Active chlorine electrosynthesis from dilute chloride solutions in a flow cell equipped with a Ti|Ti-Ru-Ir-oxides anode

Abstract

This investigation reports the electrosynthesis of active chlorine from diluted chloride solutions using an undivided filter-press lab scale electrolyzer equipped with Ti|Ti-Ru-Ir-oxides anode and stainless-steel cathode. The interest in studying dilute chloride solutions to yield active chlorine (mixture of Cl2, HClO and ClO−) is because such chloride amounts are typically found in wastewater samples.
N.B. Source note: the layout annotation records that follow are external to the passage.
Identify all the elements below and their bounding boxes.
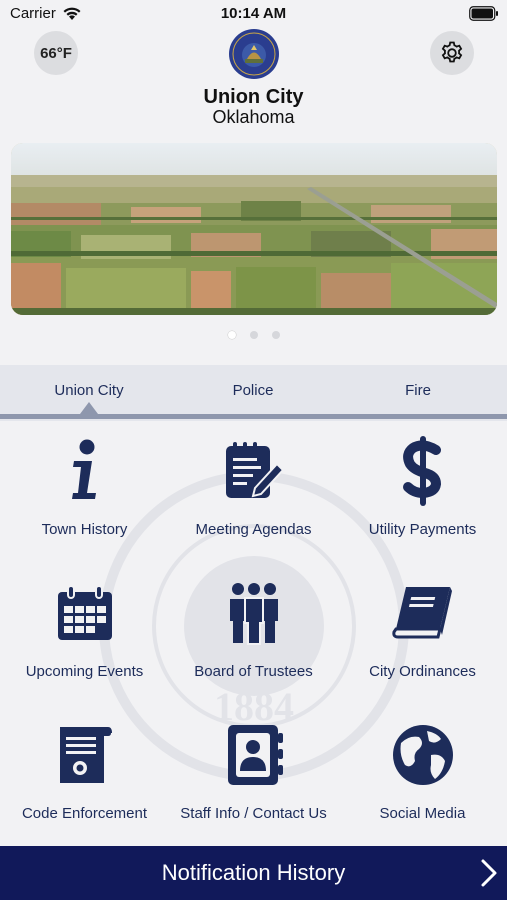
- town-history-button[interactable]: Town History: [0, 418, 169, 560]
- tile-label: Upcoming Events: [25, 663, 144, 680]
- meeting-agendas-button[interactable]: Meeting Agendas: [169, 418, 338, 560]
- upcoming-events-button[interactable]: Upcoming Events: [0, 560, 169, 702]
- page-dot[interactable]: [249, 331, 258, 339]
- dollar-icon: [388, 436, 458, 506]
- banner-image[interactable]: [11, 143, 497, 315]
- staff-info-contact-button[interactable]: Staff Info / Contact Us: [169, 702, 338, 844]
- city-seal-logo: [229, 29, 279, 79]
- notification-history-button[interactable]: Notification History: [0, 846, 507, 900]
- book-icon: [388, 578, 458, 648]
- tile-label: Board of Trustees: [194, 663, 313, 680]
- agenda-icon: [219, 436, 289, 506]
- temperature-badge[interactable]: 66°F: [34, 31, 78, 75]
- tab-fire[interactable]: Fire: [338, 382, 498, 399]
- status-time: 10:14 AM: [220, 5, 287, 22]
- chevron-right-icon: [481, 859, 497, 887]
- code-enforcement-button[interactable]: Code Enforcement: [0, 702, 169, 844]
- group-icon: [219, 578, 289, 648]
- tile-label: Utility Payments: [368, 521, 477, 538]
- city-ordinances-button[interactable]: City Ordinances: [338, 560, 507, 702]
- contact-book-icon: [219, 720, 289, 790]
- page-dot[interactable]: [271, 331, 280, 339]
- battery-icon: [469, 6, 498, 21]
- globe-icon: [388, 720, 458, 790]
- social-media-button[interactable]: Social Media: [338, 702, 507, 844]
- board-of-trustees-button[interactable]: Board of Trustees: [169, 560, 338, 702]
- calendar-icon: [50, 578, 120, 648]
- state-name: Oklahoma: [212, 107, 295, 127]
- tile-label: Town History: [41, 521, 128, 538]
- utility-payments-button[interactable]: Utility Payments: [338, 418, 507, 560]
- gear-icon: [441, 41, 463, 63]
- settings-button[interactable]: [430, 31, 474, 75]
- notification-history-label: Notification History: [161, 860, 346, 885]
- tile-label: City Ordinances: [369, 663, 476, 680]
- tile-label: Meeting Agendas: [195, 521, 312, 538]
- tile-label: Code Enforcement: [21, 805, 148, 822]
- temperature-value: 66°F: [40, 44, 72, 62]
- page-dot[interactable]: [227, 331, 236, 339]
- tab-bar: Union City Police Fire: [0, 365, 507, 421]
- status-bar: Carrier 10:14 AM: [0, 0, 507, 28]
- tile-label: Staff Info / Contact Us: [180, 805, 327, 822]
- tab-police[interactable]: Police: [173, 382, 333, 399]
- tab-selected-indicator: [80, 402, 98, 414]
- banner-page-dots[interactable]: [0, 331, 507, 339]
- tile-label: Social Media: [379, 805, 466, 822]
- city-name: Union City: [203, 86, 304, 108]
- tab-union-city[interactable]: Union City: [9, 382, 169, 399]
- info-icon: [50, 436, 120, 506]
- certificate-icon: [50, 720, 120, 790]
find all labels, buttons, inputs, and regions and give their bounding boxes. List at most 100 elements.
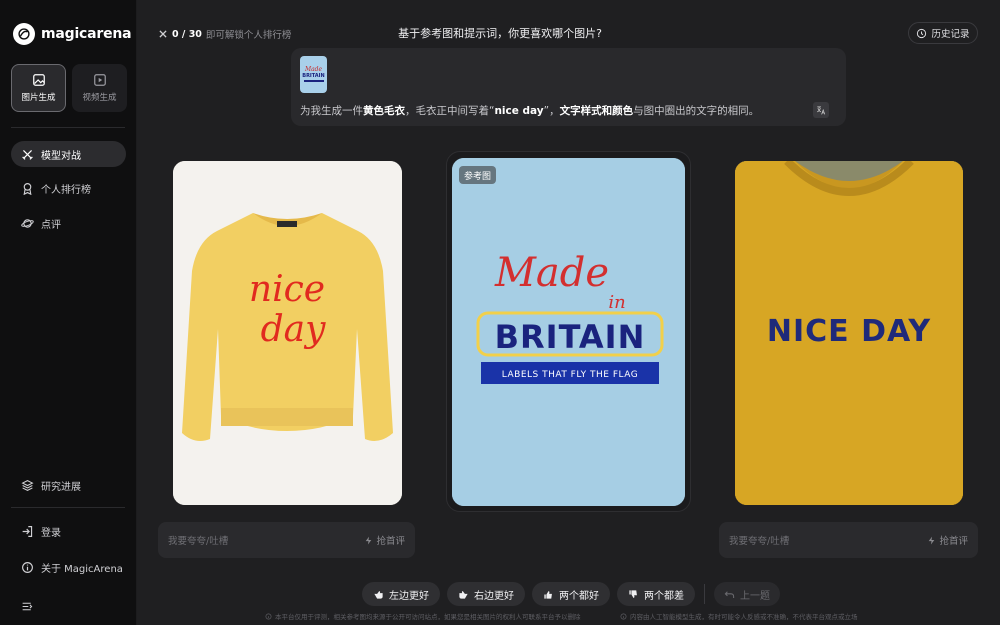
lightning-icon xyxy=(929,536,935,544)
sweater-text: NICE DAY xyxy=(767,314,931,349)
sidebar-item-research[interactable]: 研究进展 xyxy=(11,472,126,498)
sidebar-item-label: 关于 MagicArena xyxy=(41,563,123,575)
sidebar-item-label: 个人排行榜 xyxy=(41,184,91,196)
info-icon xyxy=(620,613,627,619)
disclaimer-text: 内容由人工智能模型生成，有时可能令人反感或不准确，不代表平台观点或立场 xyxy=(630,613,858,621)
history-button[interactable]: 历史记录 xyxy=(908,22,978,44)
vote-left-better-button[interactable]: 左边更好 xyxy=(362,582,440,606)
disclaimer-left: 本平台仅用于评测，相关参考图均来源于公开可访问站点，如果您是相关图片的权利人可联… xyxy=(265,611,581,621)
vote-both-good-button[interactable]: 两个都好 xyxy=(532,582,610,606)
previous-question-button[interactable]: 上一题 xyxy=(714,582,780,606)
sidebar-item-label: 模型对战 xyxy=(41,150,81,162)
first-comment-button[interactable]: 抢首评 xyxy=(364,533,405,547)
prompt-segment: 与图中圈出的文字的相同。 xyxy=(633,105,760,117)
progress-count: 0 / 30 xyxy=(172,28,202,40)
reference-thumbnail[interactable]: Made BRITAIN xyxy=(300,56,327,93)
right-generated-image[interactable]: NICE DAY xyxy=(735,161,963,505)
history-icon xyxy=(917,28,927,38)
thumb-right-icon xyxy=(459,590,468,599)
prompt-segment: ，毛衣正中间写着“ xyxy=(405,105,495,117)
thumb-down-icon xyxy=(629,589,637,598)
prompt-segment: ”， xyxy=(543,105,560,117)
ref-text-britain: BRITAIN xyxy=(495,318,646,356)
double-thumb-up-icon xyxy=(544,590,552,599)
unlock-progress: 0 / 30 即可解锁个人排行榜 xyxy=(158,27,291,41)
layers-icon xyxy=(21,479,34,491)
sidebar-item-personal-ranking[interactable]: 个人排行榜 xyxy=(11,175,126,201)
collapse-icon xyxy=(22,602,33,610)
brand-logo[interactable]: magicarena xyxy=(13,23,132,45)
sidebar-divider xyxy=(11,507,125,508)
vote-both-bad-button[interactable]: 两个都差 xyxy=(617,582,695,606)
brand-name: magicarena xyxy=(41,26,132,42)
undo-icon xyxy=(724,590,735,598)
disclaimer-right: 内容由人工智能模型生成，有时可能令人反感或不准确，不代表平台观点或立场 xyxy=(620,611,858,621)
ref-text-made: Made xyxy=(494,250,609,296)
translate-icon xyxy=(817,106,826,115)
page-question: 基于参考图和提示词，你更喜欢哪个图片? xyxy=(398,27,602,40)
left-comment-input[interactable]: 我要夸夸/吐槽 抢首评 xyxy=(158,522,415,558)
ref-text-in: in xyxy=(608,292,625,313)
info-icon xyxy=(22,561,33,573)
sidebar-collapse-button[interactable] xyxy=(11,593,41,619)
translate-button[interactable] xyxy=(813,102,829,118)
first-comment-label: 抢首评 xyxy=(939,536,968,547)
login-icon xyxy=(22,525,33,537)
progress-text: 即可解锁个人排行榜 xyxy=(205,30,292,41)
vote-label: 左边更好 xyxy=(389,590,429,602)
vote-right-better-button[interactable]: 右边更好 xyxy=(447,582,525,606)
right-comment-input[interactable]: 我要夸夸/吐槽 抢首评 xyxy=(719,522,978,558)
disclaimer-text: 本平台仅用于评测，相关参考图均来源于公开可访问站点，如果您是相关图片的权利人可联… xyxy=(275,613,581,621)
video-icon xyxy=(93,74,106,86)
mode-label: 视频生成 xyxy=(82,93,117,103)
lightning-icon xyxy=(366,536,372,544)
sidebar-item-label: 登录 xyxy=(41,527,61,539)
battle-icon xyxy=(22,149,33,160)
left-generated-image[interactable]: nice day xyxy=(173,161,402,505)
history-label: 历史记录 xyxy=(931,29,970,40)
vote-divider xyxy=(704,584,705,604)
prompt-segment-bold: 文字样式和颜色 xyxy=(559,105,634,117)
reference-illustration: Made in BRITAIN LABELS THAT FLY THE FLAG xyxy=(452,158,685,506)
comment-placeholder: 我要夸夸/吐槽 xyxy=(729,536,790,547)
vote-label: 两个都好 xyxy=(559,590,599,602)
sweater-closeup-illustration: NICE DAY xyxy=(735,161,963,505)
first-comment-button[interactable]: 抢首评 xyxy=(927,533,968,547)
sidebar-item-about[interactable]: 关于 MagicArena xyxy=(11,554,126,580)
reference-image[interactable]: Made in BRITAIN LABELS THAT FLY THE FLAG xyxy=(452,158,685,506)
sidebar: magicarena 图片生成 视频生成 模型对战 个人排行榜 点评 研究进展 … xyxy=(0,0,137,625)
battle-icon xyxy=(159,30,167,38)
prompt-text: 为我生成一件黄色毛衣，毛衣正中间写着“nice day”，文字样式和颜色与图中圈… xyxy=(300,103,759,118)
vote-label: 上一题 xyxy=(740,590,770,602)
sidebar-item-model-battle[interactable]: 模型对战 xyxy=(11,141,126,167)
prompt-segment-bold: 黄色毛衣 xyxy=(363,105,405,117)
mode-video-generation[interactable]: 视频生成 xyxy=(72,64,127,112)
info-icon xyxy=(265,613,272,619)
image-icon xyxy=(32,74,45,86)
mode-image-generation[interactable]: 图片生成 xyxy=(11,64,66,112)
thumb-ribbon xyxy=(303,80,324,82)
sidebar-divider xyxy=(11,127,125,128)
mode-label: 图片生成 xyxy=(21,93,56,103)
vote-label: 右边更好 xyxy=(474,590,514,602)
sweater-text-line2: day xyxy=(261,309,327,350)
ranking-icon xyxy=(23,182,32,195)
mode-switcher: 图片生成 视频生成 xyxy=(11,64,127,112)
prompt-segment: 为我生成一件 xyxy=(300,105,363,117)
ref-ribbon-text: LABELS THAT FLY THE FLAG xyxy=(502,370,638,380)
sidebar-item-label: 研究进展 xyxy=(41,481,81,493)
thumb-text: BRITAIN xyxy=(302,73,325,79)
app-root: magicarena 图片生成 视频生成 模型对战 个人排行榜 点评 研究进展 … xyxy=(0,0,1000,625)
vote-label: 两个都差 xyxy=(644,590,684,602)
planet-icon xyxy=(21,218,34,228)
sidebar-item-label: 点评 xyxy=(41,219,61,231)
sweater-illustration: nice day xyxy=(173,161,402,505)
reference-badge: 参考图 xyxy=(459,166,497,184)
sweater-text-line1: nice xyxy=(249,269,325,310)
logo-mark-icon xyxy=(13,23,35,45)
prompt-segment-bold: nice day xyxy=(494,105,544,117)
sidebar-item-review[interactable]: 点评 xyxy=(11,210,126,236)
first-comment-label: 抢首评 xyxy=(376,536,405,547)
comment-placeholder: 我要夸夸/吐槽 xyxy=(168,536,229,547)
sidebar-item-login[interactable]: 登录 xyxy=(11,518,126,544)
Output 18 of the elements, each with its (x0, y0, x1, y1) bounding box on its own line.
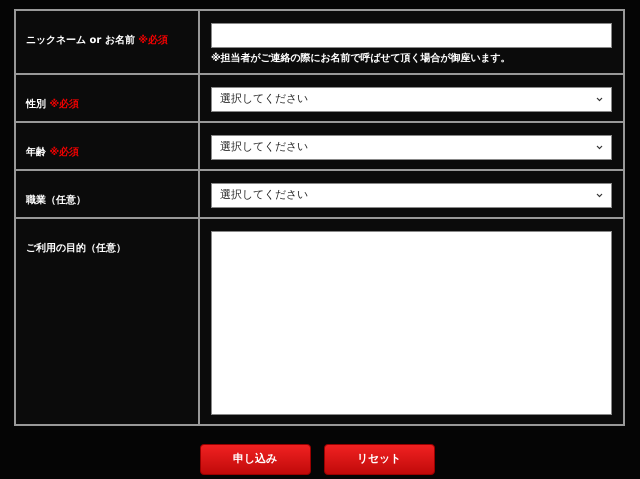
required-mark: ※必須 (49, 99, 80, 110)
reset-button[interactable]: リセット (324, 444, 434, 475)
field-label: ご利用の目的（任意） (26, 243, 126, 254)
select-field[interactable]: 選択してください (211, 183, 612, 208)
chevron-down-icon (596, 193, 603, 198)
required-mark: ※必須 (49, 147, 80, 158)
chevron-down-icon (596, 97, 603, 102)
field-label: 年齢 (26, 147, 47, 158)
field-label: 性別 (26, 99, 47, 110)
field-label: 職業（任意） (26, 195, 86, 206)
field-note: ※担当者がご連絡の際にお名前で呼ばせて頂く場合が御座います。 (211, 54, 512, 64)
select-field[interactable]: 選択してください (211, 87, 612, 112)
name-input-field[interactable] (211, 23, 612, 48)
submit-button[interactable]: 申し込み (200, 444, 310, 475)
field-label: ニックネーム or お名前 (26, 35, 136, 46)
chevron-down-icon (596, 145, 603, 150)
required-mark: ※必須 (138, 35, 168, 46)
select-field[interactable]: 選択してください (211, 135, 612, 160)
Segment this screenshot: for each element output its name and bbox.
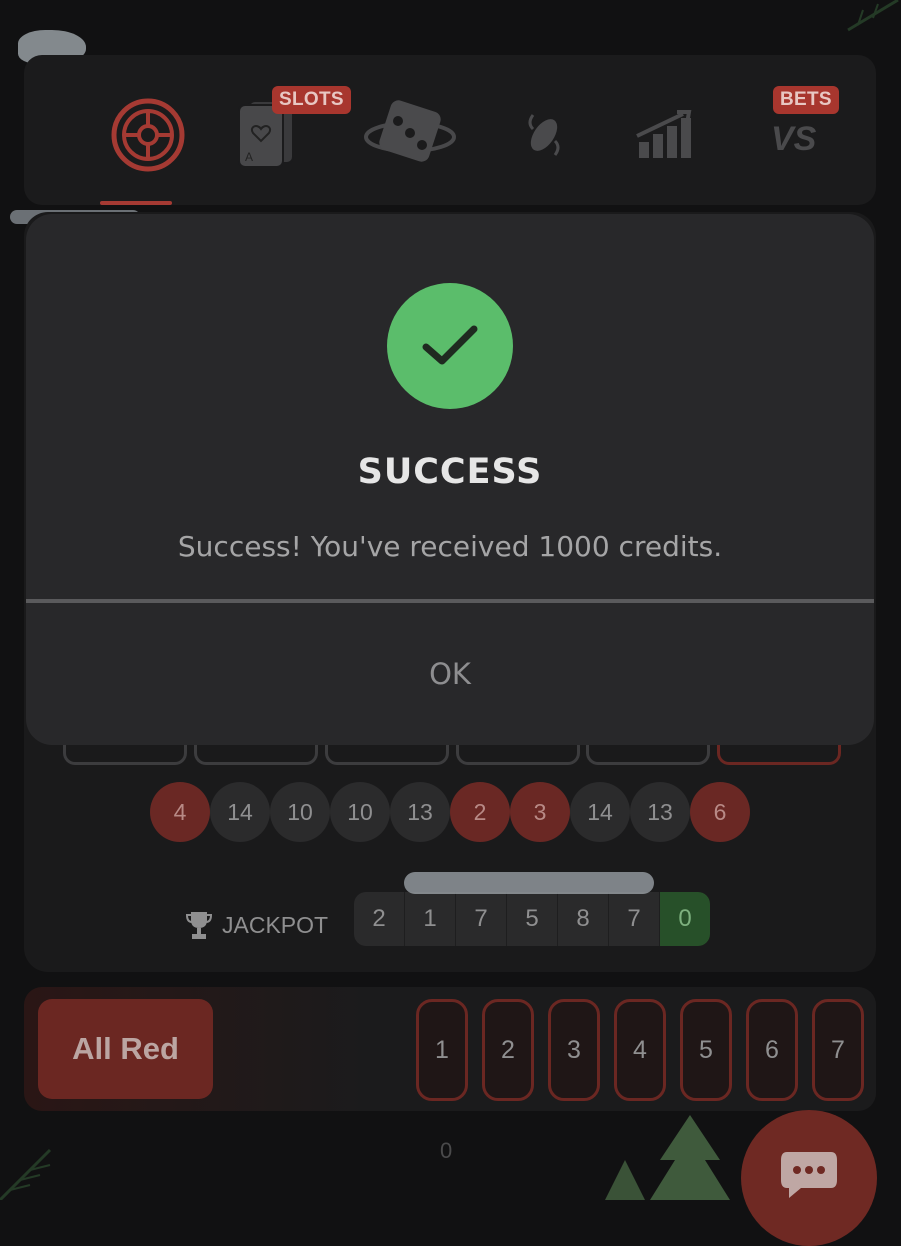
dialog-title: SUCCESS <box>357 452 543 492</box>
success-icon-circle <box>387 283 513 409</box>
page: A VS SLOTS BETS 4 14 10 10 13 2 3 14 13 … <box>0 0 901 1246</box>
check-icon <box>422 325 478 365</box>
dialog-message: Success! You've received 1000 credits. <box>177 530 723 563</box>
ok-button[interactable]: OK <box>26 603 874 745</box>
success-dialog: SUCCESS Success! You've received 1000 cr… <box>26 214 874 745</box>
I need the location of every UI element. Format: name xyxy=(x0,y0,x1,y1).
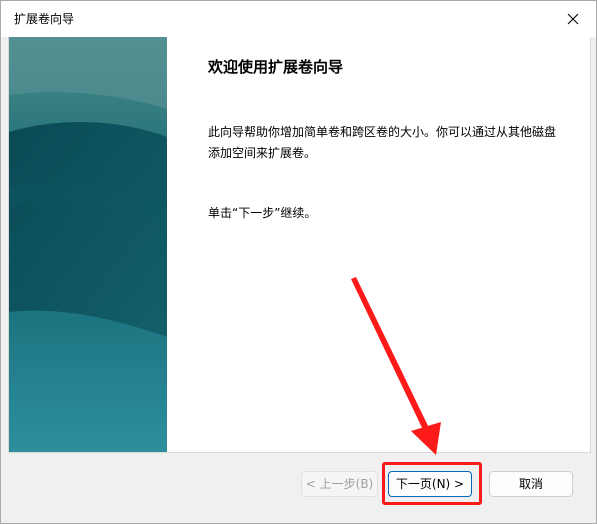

The influence of the initial chloride concentration (20 ≤ CCl− ≤ 50 mM), anodic applied potential (1.5 ≤ E ≤ 1.8 V vs. SHE), and mean linear flow velocity (2.5 ≤ u ≤ 12.5 cm s−1) on the active chlorine accumulation was systematically examined. The initial electrolyte also contains 50 mM Na2SO4 at pH 3; such pH favors the formation of HClO (with the highest oxidizing power). The best electrolysis regarding the active chlorine accumulation (202 mg L−1) gave 34.4 % current efficiency, and 0.009 kWh (g active chlorine)−1 in 50 mM Cl− solution using E = 1.6 V vs. SHE, and u = 10 cm s−1. The modest current efficiency is due to the concurrent active chlorine formation with the oxygen evolution reaction (OER) at the Ti|Ti-Ru-Ir-oxides anode. The pH increases from 3 to 7.6 over the electrolysis (t = 240 min) due to the hydrogen evolution reaction (HER) occurring at the cathode; at these pHs, a mix of HClO and ClO− species are produced. The well-engineered electrolyzer used herein to form active chlorine species envisages its future use in electrochemical advanced oxidation processes to incinerate persistent organic pollutants.